Most must assume that most marriages are strong enough to take such devastating news. But is that really true? If it were, George wouldn’t be manically cleaning the house. He’d be in here, sitting in comfortable silence with me.


We could lay here together the same way we did when I was twenty-two and we suffered our first miscarriage. I remember he and I laid here in this very bed and allowed the day to pass without so much as a word spoken between us. It was exactly what I needed. I didn’t need him to say anything to me then, and I don’t need him to speak now.

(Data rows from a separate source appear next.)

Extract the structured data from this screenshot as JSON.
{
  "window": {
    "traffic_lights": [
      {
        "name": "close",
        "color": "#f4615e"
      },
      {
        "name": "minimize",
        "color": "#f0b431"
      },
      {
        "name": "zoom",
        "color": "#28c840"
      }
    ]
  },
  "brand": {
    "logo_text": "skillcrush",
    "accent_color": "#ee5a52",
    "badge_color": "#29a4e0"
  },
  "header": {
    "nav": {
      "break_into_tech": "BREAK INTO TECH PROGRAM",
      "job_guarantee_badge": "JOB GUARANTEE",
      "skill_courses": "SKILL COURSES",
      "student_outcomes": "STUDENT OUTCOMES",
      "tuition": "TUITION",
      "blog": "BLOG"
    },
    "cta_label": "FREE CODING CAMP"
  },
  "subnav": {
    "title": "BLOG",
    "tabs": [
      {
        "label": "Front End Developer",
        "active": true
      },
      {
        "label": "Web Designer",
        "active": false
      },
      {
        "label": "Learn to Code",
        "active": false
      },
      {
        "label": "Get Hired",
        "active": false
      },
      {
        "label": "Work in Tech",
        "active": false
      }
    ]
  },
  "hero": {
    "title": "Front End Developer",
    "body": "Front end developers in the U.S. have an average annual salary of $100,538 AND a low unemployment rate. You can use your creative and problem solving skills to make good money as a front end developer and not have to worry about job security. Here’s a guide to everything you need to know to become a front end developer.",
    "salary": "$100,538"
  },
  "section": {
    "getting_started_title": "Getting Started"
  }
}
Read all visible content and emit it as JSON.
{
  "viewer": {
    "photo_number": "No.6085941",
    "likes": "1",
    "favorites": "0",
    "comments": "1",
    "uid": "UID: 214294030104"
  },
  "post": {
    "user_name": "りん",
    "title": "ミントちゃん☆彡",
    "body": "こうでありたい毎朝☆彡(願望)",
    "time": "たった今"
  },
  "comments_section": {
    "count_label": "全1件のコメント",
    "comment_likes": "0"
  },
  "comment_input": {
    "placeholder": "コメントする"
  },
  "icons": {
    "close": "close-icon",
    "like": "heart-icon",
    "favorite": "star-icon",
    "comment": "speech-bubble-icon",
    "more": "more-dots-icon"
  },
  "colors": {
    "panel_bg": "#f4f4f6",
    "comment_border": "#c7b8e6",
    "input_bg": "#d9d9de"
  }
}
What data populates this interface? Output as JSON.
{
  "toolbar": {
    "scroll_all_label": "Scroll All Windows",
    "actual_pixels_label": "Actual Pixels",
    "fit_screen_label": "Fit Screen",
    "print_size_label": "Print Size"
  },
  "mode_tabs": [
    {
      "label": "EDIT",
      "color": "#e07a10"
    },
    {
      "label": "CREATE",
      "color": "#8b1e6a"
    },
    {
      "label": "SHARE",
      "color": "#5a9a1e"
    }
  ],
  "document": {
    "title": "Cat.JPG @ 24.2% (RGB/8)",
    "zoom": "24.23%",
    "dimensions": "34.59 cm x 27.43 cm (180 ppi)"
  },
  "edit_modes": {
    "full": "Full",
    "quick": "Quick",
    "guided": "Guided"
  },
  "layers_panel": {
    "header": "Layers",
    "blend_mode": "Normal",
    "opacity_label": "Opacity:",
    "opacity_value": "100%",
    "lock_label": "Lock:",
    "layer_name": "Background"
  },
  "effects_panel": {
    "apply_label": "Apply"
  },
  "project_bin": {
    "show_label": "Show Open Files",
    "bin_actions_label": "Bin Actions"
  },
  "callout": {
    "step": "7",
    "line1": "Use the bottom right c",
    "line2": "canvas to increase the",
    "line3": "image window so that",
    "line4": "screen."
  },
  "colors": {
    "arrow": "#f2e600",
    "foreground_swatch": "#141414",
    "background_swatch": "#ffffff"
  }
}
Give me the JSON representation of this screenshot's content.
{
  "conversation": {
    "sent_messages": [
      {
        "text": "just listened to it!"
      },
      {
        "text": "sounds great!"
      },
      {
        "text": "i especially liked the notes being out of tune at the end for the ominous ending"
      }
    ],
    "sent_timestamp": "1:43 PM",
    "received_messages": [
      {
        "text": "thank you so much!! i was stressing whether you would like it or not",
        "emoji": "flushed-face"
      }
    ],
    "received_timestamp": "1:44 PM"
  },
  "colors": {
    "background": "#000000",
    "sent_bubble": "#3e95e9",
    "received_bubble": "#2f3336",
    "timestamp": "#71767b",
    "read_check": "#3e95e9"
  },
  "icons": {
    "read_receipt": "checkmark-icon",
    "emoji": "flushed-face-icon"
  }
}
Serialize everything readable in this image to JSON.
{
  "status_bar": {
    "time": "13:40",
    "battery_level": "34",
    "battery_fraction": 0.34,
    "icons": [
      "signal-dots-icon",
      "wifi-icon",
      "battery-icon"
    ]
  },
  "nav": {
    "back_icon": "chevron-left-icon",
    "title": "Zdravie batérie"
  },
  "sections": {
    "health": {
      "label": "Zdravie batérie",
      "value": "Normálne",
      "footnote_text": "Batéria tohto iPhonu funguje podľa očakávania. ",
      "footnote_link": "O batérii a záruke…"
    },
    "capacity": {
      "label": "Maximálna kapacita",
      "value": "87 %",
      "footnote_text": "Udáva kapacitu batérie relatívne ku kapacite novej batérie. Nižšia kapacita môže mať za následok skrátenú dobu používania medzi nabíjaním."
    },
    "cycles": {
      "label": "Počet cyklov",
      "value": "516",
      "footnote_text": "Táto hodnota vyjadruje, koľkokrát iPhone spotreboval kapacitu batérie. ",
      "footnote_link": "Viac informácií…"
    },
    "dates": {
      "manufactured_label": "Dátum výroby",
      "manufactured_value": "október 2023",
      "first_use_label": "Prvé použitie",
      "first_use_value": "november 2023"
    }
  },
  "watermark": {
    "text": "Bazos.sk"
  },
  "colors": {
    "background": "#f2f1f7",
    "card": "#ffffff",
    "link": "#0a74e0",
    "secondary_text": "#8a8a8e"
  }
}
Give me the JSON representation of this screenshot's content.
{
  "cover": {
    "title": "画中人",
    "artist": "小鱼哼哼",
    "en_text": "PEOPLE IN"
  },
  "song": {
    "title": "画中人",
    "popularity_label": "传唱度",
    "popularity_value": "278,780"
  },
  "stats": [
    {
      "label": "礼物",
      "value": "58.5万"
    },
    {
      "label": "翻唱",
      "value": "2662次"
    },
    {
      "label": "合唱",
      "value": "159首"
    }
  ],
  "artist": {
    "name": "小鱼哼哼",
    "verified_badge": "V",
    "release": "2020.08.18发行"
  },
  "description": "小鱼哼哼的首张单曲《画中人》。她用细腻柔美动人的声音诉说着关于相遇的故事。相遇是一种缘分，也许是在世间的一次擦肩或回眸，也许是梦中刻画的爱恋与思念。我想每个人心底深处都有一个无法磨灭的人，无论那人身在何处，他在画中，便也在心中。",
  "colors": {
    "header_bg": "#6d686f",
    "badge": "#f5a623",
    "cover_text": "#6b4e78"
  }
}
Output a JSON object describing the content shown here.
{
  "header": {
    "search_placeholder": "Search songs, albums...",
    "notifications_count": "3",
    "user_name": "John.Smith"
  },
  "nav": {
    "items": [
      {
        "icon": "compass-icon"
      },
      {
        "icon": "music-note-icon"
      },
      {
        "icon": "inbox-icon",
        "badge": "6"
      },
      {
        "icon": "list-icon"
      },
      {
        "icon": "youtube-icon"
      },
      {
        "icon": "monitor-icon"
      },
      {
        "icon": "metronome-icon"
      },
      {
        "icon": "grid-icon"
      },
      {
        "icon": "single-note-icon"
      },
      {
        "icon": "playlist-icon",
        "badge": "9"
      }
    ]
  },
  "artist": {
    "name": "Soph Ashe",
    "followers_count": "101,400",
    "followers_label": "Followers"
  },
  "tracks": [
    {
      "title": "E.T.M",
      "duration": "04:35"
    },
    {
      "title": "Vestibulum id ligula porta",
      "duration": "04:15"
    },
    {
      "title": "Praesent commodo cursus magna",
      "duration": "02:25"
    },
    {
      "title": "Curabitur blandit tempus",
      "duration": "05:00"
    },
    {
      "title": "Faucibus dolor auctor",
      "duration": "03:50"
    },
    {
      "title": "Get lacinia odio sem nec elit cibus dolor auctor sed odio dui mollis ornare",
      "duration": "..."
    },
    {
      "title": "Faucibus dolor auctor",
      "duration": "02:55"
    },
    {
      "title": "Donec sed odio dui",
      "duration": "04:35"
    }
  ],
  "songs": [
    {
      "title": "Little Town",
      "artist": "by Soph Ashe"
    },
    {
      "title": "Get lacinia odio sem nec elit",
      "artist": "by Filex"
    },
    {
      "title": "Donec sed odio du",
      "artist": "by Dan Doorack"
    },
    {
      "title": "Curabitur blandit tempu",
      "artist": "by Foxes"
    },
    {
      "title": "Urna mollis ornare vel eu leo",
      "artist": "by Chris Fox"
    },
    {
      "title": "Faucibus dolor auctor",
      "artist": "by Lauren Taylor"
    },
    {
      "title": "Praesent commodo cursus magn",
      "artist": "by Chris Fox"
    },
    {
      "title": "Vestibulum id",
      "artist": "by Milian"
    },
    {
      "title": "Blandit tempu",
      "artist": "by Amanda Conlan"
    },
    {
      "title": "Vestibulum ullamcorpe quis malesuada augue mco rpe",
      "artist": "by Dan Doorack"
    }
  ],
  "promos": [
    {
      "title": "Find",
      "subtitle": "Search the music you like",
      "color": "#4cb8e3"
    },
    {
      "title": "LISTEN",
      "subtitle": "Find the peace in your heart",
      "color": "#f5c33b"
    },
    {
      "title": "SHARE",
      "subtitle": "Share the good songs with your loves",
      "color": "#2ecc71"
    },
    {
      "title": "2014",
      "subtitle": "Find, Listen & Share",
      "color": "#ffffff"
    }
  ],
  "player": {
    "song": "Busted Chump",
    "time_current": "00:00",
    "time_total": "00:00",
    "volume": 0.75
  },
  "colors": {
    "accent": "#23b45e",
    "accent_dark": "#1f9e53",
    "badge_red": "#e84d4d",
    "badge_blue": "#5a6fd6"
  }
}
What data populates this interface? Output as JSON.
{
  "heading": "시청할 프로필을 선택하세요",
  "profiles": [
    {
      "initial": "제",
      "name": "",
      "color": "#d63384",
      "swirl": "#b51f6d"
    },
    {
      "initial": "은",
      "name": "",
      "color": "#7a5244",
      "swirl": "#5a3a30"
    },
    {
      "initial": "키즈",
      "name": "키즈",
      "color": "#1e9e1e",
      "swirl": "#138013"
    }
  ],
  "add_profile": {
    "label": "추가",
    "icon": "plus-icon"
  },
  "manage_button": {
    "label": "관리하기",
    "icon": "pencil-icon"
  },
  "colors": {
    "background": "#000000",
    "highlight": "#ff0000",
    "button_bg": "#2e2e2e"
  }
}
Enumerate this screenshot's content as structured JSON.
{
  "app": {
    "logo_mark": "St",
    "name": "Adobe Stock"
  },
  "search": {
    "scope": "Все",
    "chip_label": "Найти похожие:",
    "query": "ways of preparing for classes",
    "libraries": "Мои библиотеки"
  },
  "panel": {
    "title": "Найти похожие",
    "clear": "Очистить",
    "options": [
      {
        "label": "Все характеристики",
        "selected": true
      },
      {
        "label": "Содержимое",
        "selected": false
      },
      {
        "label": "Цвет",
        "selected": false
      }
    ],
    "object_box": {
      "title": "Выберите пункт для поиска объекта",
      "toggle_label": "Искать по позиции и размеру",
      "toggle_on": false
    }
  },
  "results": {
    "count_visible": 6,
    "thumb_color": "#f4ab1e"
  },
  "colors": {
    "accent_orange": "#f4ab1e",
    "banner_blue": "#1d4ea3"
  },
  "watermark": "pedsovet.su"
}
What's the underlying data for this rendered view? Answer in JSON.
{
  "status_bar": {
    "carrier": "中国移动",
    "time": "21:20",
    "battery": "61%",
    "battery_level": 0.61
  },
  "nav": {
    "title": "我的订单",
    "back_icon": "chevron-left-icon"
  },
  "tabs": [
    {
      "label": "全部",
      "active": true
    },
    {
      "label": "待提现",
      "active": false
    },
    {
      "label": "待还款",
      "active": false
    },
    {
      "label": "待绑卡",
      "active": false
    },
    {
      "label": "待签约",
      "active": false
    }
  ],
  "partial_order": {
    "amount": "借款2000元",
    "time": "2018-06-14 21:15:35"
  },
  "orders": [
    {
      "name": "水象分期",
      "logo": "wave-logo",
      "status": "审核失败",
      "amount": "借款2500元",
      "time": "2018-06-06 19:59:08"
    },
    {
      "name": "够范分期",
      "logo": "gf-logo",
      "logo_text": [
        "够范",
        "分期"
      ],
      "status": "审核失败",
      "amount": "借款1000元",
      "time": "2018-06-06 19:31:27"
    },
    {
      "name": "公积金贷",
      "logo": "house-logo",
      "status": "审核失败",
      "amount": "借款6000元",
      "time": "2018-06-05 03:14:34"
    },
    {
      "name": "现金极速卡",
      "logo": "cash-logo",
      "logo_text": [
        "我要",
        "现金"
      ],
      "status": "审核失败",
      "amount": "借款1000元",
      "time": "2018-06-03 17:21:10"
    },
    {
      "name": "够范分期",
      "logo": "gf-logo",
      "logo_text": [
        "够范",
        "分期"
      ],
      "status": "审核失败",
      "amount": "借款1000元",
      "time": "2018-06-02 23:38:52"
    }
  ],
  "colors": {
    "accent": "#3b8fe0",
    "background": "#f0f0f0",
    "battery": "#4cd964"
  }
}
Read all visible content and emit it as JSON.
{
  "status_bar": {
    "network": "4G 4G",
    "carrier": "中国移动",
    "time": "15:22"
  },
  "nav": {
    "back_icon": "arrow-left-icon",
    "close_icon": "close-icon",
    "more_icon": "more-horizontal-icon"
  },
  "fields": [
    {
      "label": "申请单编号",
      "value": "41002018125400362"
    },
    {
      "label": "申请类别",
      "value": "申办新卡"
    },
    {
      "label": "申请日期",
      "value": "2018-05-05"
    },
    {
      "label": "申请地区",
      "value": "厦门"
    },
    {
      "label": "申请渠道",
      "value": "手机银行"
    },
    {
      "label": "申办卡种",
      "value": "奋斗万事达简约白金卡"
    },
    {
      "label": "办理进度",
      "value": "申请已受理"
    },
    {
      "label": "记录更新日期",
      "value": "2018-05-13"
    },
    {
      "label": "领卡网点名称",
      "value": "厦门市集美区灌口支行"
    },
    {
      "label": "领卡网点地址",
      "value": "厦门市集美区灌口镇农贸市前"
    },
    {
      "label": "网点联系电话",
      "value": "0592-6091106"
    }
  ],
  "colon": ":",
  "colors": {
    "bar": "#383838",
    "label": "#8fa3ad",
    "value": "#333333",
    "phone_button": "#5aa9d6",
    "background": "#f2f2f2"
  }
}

I just need him to lay here beside me. But I’m afraid that he can’t. The devastation that came when we lost our son was unimaginable. Yet George never wavered. We weren’t going to have our son, but we were still going to have each other. He found solace in that. It gave him strength.


The same cannot be said this time around. It is inevitable. I am going to die and leave George here alone. So as annoyed with him as I am right now, stomping around downstairs with the mop bucket, I understand what he’s doing.


He isn’t ready yet. He’s distracting himself. He’s not emotionally prepared to look at me, knowing this time next year this bedroom will be empty. He’s protecting himself from the inevitable pain. As much as his actions are hurting me, I forgive him.


I forgive him, because I love him.


I will miss him. I’ll miss the way he burned the hotdogs on the grill, and the quiet snoring he made when he slept in his chair. I’ll miss holding his chapped hands under the sheets before falling asleep. I’ll miss going and picking out Christmas cards together at the local five and dime shop.


I’m heartbroken that we won’t make it to our forty-eighth anniversary.


Our life replays over inside my mind, each memory making me laugh, and cry. It’s bittersweet in the best way and it leaves me with only one remaining thought:


I’m going to miss my best friend terribly.